Individuals need to be made aware of their HIV status through testing in order to receive the necessary care and treatment and learn how to prevent infection, said Dr. Wafaa El-Sadr, principal investigator of the HIV Prevention Trials Network, under whose auspices the trial was conducted.
"These study findings provide clear and compelling evidence that the provision of mobile services, combined with appropriate support activities, is a strategy that can increase testing rates and also reduce HIV incidence," she said.
The U.S. National Institute of Mental Health (grants 5U01MH066687, 5U01MH066688, 5U01MH066701 and 5U01MH066702); the U.S. National Institute of Allergy and Infectious Diseases; and the Office of AIDS Research, all components of the U.S. National Institutes of Health, funded this research.

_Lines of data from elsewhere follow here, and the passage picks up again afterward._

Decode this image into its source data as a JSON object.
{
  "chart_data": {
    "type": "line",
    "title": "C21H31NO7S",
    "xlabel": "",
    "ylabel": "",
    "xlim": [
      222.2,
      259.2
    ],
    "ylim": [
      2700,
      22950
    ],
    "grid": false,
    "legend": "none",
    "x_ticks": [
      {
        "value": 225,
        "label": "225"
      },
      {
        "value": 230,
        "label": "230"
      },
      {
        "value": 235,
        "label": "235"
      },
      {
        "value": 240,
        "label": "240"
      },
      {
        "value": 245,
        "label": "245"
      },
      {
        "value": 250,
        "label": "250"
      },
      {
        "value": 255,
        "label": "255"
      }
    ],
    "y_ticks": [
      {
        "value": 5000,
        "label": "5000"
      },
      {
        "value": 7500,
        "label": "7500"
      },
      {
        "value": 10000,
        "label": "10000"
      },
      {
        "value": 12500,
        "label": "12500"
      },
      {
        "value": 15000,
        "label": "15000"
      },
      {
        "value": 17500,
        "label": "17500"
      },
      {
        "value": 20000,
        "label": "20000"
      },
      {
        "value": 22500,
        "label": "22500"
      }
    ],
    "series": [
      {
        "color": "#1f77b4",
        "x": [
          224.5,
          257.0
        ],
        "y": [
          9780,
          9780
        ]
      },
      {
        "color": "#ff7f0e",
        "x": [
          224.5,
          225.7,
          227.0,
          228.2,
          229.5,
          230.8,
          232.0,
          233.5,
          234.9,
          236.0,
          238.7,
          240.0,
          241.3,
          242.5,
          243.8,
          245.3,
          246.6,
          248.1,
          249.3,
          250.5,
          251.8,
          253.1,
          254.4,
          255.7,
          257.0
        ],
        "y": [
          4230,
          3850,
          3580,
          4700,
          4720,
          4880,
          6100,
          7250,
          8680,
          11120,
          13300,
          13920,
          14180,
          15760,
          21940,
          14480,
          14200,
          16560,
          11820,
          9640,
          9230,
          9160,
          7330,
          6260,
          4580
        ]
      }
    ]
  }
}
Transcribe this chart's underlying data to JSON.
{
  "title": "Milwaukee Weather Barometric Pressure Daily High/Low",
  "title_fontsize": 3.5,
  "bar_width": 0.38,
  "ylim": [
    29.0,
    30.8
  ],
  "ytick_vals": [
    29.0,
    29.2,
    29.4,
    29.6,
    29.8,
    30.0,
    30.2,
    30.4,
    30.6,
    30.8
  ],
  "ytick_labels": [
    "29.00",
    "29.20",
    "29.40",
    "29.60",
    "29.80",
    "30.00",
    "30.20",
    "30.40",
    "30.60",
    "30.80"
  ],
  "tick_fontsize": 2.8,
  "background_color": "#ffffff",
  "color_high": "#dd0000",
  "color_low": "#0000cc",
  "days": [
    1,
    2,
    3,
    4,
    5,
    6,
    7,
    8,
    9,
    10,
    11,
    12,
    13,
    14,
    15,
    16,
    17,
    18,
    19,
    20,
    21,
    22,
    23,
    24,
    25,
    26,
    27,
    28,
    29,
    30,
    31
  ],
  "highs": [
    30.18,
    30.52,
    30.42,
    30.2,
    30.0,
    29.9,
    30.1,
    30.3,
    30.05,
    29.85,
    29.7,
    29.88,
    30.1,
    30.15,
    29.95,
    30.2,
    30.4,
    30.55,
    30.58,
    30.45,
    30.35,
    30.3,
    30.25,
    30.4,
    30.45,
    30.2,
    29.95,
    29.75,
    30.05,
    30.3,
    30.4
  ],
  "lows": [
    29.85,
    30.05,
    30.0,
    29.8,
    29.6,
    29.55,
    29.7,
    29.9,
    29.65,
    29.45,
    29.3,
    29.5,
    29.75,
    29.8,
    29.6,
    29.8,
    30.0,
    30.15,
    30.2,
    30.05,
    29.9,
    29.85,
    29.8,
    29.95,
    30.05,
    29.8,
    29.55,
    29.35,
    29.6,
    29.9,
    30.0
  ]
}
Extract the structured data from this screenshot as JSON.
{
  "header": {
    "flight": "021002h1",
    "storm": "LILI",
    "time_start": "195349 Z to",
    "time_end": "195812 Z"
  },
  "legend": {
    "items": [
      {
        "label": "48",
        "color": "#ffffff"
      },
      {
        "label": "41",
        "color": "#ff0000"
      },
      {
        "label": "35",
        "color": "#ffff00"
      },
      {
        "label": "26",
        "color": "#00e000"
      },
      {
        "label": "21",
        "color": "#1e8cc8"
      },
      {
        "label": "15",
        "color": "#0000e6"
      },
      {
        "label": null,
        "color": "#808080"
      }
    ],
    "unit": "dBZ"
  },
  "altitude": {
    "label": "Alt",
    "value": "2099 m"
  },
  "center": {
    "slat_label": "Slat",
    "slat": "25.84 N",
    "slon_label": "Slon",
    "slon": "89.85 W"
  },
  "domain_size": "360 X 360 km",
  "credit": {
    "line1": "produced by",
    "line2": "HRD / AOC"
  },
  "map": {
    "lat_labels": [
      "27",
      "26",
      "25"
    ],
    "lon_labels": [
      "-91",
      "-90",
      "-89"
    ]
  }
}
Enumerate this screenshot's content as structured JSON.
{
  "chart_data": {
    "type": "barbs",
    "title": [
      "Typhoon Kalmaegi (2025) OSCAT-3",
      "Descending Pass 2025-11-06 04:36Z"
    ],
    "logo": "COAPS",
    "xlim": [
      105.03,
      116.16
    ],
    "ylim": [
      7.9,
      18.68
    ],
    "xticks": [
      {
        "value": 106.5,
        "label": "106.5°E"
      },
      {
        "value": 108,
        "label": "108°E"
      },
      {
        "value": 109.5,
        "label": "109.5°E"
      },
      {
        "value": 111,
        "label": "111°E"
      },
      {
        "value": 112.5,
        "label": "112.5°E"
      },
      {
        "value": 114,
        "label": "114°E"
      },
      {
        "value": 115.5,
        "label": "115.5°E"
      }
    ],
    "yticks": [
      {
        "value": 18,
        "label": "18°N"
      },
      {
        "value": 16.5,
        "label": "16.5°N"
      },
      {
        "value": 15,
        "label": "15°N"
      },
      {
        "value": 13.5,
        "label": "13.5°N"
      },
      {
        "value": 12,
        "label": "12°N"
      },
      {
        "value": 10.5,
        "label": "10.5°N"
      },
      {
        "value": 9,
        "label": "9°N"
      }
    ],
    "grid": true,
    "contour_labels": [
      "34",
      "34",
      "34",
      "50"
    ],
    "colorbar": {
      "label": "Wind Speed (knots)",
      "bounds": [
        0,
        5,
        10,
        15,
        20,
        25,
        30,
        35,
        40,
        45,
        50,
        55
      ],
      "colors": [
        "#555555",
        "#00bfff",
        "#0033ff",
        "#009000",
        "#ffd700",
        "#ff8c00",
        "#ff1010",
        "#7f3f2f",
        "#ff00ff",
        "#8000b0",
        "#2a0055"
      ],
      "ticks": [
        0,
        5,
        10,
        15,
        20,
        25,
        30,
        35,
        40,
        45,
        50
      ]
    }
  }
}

The HIV Prevention Trials Network (HPTN) is a worldwide collaborative clinical trials network that develops and tests the safety and efficacy of interventions designed to prevent the acquisition and transmission of HIV. The HPTN research agenda is focused primarily reducing HIV transmission and acquisition through the use of antiretroviral therapy for HIV-infected persons and antiretrovirals as pre-exposure prophylaxis for HIV-negative persons; reducing the impact of behavioral and biologic co-factors that increase the risk of infection; treating substance abuse (particularly injection-drug use); reducing behavioral risk through interventions; and structural interventions. The highest priority of the HPTN is to develop and implement combination prevention strategies that demonstrate a significant and measurable reduction in HIV incidence in a variety of populations and epidemic settings.
The UCLA Center for World Health is a joint initiative of the David Geffen School of Medicine at UCLA and UCLA Health. The goal of CWH is to make UCLA a recognized global leader in health education, research and service, with a reputation for excellence in improving the health of the world's people. The center is led by Thomas J. Coates, a professor of medicine in the division of infectious diseases, and J. Thomas Rosenthal, a professor of urology and chief medical officer for UCLA Health.
The UCLA AIDS Institute, established in 1992, is a multidisciplinary think tank drawing on the skills of top-flight researchers in the worldwide fight against HIV and AIDS, the first cases of which were reported in 1981 by UCLA physicians. Institute members include researchers in virology and immunology, genetics, cancer, neurology, ophthalmology, epidemiology, social sciences, public health, nursing and disease prevention. Their findings have led to advances in treating HIV, as well as other diseases, such as hepatitis B and C, influenza and cancer.